Time comes to him one morning, stealing in. One moment he is looking at the lion puppet on his hand that he’s flapping about to amuse Eden’s russet potato of a baby, and the next he understands something he never knew to question. He sees it clearly, now, how time is flexible, a rubber band. It can stretch long and be clumped tight, can be knotted and folded over itself, and all the while it is endless, a loop. There will be night and then morning, and then night again. The year will end, another one will begin, will end. An old man dies, a baby is born. (71)

He imagines snapping his fingers, making all the people in the diner stand, at once, and become their better selves. The woman with the cragged oak-bark face throws off her hood and shakes her hair and her age drops off of her like bandages. The man with a monk’s tonsure, muttering to himself, leaps onto a table and strikes music from the air. Out of the bowels of the kitchen the weary cooks, small brown people, cartwheel and break-dance, spinning like upended beetles on the ground and their faces crack into glee and they are suddenly lovely to look at, and the dozen customers start up all at once into loud song, voices broken and beautiful. The song rises and infiltrates the city and wakes the inhabitants, one by one, from their own dark dreams, and all across the island, people sit in bed and listen to it lap around them, an ocean of kindness, filling them, making them forget all the evil leaching out of the world for a very long moment, making them forget everything but the song.

He laughs at himself and the vision dissolves. There is lassitude, the door opening to the cold air and single bundled bodies coming in. The silent waitress ministers to those who sit down. The night draws into morning. Here they are forever, sitting at their tables, separate, alone. (203-4)

He is too tired to sleep, and sits under an old comforter on a rocking chair on the porch, watching the dawn slip in. He can’t remember the last time he quietly watched this drama unfold; what could possibly seem so important that it kept him from doing this? When did he become a person who stopped noticing? First the moon dims, and in the east there’s a slit in the belly of the sky. A trickle of light pours over the hills, over the Amish farms, over the country roads, over the limit of Arcadia, the miles and miles and forest, startling the songbirds and lighting the dew from within. (255, emphasis hers)

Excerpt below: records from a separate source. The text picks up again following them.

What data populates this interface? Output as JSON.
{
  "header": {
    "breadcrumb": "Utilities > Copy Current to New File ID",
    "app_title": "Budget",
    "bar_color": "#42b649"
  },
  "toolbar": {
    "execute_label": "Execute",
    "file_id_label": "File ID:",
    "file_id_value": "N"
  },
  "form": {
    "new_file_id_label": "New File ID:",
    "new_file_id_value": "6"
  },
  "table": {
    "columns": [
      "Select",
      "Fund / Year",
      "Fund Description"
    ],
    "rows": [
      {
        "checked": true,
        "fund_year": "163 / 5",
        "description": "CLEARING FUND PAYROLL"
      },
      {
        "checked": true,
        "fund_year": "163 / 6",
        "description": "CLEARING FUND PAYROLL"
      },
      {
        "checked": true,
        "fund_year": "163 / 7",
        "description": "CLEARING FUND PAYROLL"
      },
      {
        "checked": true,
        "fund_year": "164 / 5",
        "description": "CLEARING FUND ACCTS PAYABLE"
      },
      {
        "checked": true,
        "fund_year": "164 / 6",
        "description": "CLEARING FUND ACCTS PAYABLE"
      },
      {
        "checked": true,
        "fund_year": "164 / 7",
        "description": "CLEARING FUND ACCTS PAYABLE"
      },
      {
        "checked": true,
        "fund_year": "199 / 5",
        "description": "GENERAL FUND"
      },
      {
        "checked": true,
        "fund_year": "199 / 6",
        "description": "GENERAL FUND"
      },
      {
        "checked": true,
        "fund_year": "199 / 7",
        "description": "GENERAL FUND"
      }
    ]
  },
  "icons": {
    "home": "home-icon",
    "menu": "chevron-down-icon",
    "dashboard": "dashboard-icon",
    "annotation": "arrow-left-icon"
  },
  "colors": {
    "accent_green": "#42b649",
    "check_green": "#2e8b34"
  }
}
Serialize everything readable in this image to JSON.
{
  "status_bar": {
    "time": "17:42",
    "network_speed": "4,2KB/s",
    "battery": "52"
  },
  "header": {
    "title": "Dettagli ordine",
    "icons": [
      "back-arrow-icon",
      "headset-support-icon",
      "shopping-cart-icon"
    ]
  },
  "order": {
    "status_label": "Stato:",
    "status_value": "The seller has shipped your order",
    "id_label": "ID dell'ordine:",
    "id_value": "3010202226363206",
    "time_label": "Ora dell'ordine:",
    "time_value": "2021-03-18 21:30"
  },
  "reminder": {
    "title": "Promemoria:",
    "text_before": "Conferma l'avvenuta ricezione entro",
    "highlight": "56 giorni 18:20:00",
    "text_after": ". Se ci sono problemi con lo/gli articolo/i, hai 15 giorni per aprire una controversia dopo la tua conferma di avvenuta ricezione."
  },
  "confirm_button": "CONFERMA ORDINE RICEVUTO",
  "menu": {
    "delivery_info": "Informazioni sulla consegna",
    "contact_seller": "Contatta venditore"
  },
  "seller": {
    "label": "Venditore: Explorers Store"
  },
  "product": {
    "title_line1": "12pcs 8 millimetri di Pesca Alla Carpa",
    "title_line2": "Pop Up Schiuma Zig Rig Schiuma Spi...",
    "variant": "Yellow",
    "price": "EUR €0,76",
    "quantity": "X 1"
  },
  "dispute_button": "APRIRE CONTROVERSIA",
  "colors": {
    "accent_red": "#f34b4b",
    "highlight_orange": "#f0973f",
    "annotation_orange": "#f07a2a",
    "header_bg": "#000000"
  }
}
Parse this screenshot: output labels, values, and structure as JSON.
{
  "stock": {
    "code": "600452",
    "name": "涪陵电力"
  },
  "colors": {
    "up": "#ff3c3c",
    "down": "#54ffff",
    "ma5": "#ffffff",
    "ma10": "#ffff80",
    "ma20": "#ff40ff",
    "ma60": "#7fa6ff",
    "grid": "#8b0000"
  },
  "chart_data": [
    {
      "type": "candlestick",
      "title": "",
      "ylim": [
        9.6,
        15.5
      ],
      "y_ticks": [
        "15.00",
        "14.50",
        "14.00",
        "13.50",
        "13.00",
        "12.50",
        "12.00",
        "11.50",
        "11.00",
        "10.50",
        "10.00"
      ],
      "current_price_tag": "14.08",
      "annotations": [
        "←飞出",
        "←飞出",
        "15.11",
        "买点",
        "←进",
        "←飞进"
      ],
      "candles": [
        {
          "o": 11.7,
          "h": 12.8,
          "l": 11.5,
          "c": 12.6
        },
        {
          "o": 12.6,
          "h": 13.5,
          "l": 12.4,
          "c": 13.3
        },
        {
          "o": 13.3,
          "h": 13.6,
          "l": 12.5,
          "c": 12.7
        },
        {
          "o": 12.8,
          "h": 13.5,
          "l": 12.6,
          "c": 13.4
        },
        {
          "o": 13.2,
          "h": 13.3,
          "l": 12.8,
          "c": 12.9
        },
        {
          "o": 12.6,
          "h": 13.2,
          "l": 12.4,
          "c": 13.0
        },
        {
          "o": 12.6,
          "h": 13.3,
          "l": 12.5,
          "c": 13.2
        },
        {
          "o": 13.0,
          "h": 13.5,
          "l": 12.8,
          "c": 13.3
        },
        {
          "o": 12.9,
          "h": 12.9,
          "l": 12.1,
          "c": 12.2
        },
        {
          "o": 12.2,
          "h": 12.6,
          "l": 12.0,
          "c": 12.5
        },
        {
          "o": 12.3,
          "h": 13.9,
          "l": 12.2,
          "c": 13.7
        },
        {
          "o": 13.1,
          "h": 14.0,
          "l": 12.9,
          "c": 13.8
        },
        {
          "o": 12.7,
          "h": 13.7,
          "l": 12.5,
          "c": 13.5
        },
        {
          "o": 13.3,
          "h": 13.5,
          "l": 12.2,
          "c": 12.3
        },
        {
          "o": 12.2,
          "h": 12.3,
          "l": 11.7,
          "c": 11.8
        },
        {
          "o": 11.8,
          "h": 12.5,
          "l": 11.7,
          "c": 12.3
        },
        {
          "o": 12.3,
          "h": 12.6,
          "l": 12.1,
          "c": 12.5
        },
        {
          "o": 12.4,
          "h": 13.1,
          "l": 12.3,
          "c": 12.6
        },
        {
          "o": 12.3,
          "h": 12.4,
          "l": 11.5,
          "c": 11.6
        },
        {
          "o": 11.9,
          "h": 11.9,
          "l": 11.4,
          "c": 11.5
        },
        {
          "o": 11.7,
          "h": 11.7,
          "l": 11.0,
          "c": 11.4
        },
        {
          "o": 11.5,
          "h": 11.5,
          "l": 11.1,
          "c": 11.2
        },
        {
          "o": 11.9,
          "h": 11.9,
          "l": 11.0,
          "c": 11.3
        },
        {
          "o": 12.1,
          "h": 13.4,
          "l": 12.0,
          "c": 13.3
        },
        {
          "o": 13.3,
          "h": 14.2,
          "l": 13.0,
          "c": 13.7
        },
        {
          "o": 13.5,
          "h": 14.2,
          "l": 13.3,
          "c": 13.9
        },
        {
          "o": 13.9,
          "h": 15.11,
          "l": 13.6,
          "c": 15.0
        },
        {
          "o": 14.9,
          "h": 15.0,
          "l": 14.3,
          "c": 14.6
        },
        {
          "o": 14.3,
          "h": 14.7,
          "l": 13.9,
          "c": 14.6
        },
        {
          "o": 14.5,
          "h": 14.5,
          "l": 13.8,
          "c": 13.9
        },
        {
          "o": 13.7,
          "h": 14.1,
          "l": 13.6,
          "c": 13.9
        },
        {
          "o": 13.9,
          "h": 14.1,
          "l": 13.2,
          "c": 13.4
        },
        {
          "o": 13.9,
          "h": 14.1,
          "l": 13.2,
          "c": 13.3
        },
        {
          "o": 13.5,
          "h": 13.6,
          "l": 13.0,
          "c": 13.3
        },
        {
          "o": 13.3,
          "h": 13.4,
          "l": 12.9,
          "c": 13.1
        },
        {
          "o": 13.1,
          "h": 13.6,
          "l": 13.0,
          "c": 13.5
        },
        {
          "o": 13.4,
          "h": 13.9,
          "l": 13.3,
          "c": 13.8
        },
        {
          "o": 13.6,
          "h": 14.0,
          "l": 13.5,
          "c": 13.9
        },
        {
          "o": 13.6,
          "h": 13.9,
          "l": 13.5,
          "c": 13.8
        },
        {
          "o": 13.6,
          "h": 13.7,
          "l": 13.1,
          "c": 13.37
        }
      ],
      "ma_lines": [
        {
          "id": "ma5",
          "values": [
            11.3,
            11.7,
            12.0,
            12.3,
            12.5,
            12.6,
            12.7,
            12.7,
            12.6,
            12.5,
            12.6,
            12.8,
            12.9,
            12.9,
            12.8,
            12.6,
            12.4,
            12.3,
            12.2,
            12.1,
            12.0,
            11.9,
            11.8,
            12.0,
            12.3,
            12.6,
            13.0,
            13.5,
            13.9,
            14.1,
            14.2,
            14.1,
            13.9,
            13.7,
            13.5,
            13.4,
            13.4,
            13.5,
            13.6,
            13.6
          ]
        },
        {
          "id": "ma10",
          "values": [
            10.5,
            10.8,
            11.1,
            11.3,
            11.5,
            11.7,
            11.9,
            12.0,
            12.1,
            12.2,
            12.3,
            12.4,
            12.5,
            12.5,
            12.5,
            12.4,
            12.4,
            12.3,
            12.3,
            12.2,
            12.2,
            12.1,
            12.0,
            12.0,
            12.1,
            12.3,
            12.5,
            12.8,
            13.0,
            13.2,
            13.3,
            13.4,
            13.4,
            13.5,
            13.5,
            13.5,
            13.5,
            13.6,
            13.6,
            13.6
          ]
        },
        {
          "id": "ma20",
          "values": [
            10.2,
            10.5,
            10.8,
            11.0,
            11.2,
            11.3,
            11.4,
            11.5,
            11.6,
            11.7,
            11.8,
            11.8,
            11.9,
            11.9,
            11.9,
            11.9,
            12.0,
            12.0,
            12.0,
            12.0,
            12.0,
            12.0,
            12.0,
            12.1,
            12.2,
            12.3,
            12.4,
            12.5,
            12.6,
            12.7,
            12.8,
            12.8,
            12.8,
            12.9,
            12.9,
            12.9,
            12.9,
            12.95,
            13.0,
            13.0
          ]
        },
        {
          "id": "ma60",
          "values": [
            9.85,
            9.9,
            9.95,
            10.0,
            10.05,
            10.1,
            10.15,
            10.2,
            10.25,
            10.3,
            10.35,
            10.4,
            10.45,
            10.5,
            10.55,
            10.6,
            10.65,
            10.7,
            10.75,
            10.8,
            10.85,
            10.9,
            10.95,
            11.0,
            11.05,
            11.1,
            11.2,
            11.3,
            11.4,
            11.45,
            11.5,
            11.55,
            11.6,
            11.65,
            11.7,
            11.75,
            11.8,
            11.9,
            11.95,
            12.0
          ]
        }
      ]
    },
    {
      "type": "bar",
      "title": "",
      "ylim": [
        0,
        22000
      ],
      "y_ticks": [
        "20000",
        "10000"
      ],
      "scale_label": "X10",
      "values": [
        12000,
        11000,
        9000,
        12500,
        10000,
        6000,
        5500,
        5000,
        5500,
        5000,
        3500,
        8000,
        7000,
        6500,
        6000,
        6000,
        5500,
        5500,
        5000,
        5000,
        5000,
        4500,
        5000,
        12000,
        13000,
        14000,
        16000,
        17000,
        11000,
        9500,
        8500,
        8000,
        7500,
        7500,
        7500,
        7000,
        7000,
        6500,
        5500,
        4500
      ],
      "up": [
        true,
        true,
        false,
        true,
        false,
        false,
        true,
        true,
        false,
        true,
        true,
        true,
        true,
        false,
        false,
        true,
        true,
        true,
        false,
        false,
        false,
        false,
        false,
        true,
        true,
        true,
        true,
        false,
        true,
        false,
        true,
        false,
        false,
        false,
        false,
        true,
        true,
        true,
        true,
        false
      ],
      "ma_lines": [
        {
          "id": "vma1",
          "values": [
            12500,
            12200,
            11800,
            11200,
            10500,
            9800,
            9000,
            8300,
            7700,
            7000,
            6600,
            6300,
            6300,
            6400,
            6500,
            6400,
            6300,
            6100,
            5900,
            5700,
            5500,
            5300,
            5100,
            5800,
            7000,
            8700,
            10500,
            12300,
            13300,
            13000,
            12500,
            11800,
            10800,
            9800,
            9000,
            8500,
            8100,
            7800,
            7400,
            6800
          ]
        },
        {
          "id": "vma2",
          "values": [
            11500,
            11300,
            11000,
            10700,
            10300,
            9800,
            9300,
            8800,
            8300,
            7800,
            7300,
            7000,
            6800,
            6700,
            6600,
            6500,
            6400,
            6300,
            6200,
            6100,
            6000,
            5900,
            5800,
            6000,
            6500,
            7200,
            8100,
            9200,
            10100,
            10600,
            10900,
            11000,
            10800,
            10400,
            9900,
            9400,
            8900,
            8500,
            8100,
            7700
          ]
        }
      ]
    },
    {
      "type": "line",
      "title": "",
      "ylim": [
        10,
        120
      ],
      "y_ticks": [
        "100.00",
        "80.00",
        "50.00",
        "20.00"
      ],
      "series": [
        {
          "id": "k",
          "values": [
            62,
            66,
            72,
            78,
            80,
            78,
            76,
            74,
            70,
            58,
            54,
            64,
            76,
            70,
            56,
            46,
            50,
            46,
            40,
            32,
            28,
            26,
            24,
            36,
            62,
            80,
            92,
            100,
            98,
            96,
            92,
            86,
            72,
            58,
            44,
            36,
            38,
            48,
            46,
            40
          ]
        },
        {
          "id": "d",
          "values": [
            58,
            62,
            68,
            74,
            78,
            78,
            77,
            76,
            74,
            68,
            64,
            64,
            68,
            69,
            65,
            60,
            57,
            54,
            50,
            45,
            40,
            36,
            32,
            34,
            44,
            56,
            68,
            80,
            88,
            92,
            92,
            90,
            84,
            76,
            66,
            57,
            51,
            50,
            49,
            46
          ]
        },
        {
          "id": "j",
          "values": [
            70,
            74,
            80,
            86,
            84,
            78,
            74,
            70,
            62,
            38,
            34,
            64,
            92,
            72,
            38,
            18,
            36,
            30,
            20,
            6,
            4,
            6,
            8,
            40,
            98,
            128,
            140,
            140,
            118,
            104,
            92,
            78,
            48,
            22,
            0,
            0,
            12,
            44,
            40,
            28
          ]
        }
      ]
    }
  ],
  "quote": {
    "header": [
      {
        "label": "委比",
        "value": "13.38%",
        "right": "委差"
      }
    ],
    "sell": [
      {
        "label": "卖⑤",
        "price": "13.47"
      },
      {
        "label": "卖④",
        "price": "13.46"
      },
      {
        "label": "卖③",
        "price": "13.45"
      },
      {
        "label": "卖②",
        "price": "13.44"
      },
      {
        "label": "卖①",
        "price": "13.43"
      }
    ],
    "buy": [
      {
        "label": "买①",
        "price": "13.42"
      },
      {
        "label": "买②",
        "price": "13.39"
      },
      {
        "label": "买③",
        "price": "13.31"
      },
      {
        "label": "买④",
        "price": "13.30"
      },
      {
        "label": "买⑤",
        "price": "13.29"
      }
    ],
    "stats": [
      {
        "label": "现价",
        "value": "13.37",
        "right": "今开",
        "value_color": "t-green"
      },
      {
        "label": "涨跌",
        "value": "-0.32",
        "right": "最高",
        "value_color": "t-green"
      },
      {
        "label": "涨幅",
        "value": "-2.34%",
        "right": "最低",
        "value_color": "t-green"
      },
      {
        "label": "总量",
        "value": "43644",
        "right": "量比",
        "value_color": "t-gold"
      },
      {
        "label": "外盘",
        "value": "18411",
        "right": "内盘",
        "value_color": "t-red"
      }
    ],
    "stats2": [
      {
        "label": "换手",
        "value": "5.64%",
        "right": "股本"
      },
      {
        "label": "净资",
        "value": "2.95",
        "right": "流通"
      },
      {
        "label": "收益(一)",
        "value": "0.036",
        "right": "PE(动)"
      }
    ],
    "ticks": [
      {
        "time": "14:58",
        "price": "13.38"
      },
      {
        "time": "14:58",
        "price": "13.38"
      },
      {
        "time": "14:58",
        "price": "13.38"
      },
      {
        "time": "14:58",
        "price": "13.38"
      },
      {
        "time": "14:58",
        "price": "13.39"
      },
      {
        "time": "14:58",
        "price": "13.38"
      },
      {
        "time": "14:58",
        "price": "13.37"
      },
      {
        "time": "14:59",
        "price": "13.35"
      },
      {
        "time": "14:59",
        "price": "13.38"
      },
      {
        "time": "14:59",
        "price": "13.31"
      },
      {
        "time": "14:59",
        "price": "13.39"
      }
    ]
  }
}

Such poignant passages await readers on nearly every page of Arcadia, and would lend the novel merit even if its characters and plot proved lifeless. These elements, however, eventually shine with as much energy as Groff’s superb language, building in a slow burn of a story that spans many decades and trickles into a near-future world in which the rising tide of climate change is beginning to macerate civilization, and where the fever dreams that birthed Arcadia are revealed in all their deceitful glory.

Arcadia’s latter sections are such a delightful surprise that I don’t want to reveal any details, but prospective readers should be warned that this novel is not for the faint of heart. This is a disturbing tale––not one without moments of levity, but tremendously sad. Groff’s all-too-believable future is a doomed one, where truth and beauty alight on the page like birds that wing away in an instant, leaving humanity to ponder its grief and wonder:

Peace, he knows, can be shattered in a million variations: great visions of the end, rain of ash, a disease on the wind, a blast in the distance, the sun dying like a kerosene lamp clicked off. And in smaller ways: an overheard remark, his daughter’s sour mood, his own body faltering. There’s no use in anticipating the mode. He will wait for the hushed spaces in life, for Ellis’s snore in the dark, for Grete’s stealth kiss, for the warm light inside the gallery, his images on the wall broken beyond beauty into blisters and fragments, returning in the eye to beauty again. The voices of women at night on the street, laughing; he has always loved the voices of women. Pay attention, he thinks. Not to the grand gesture, but to the passing breath. (289)

Arcadia is a journey that understands how ideas and history and love and loss get crammed into people through the crude, sublime exertions of experience. I give it my unqualified recommendation.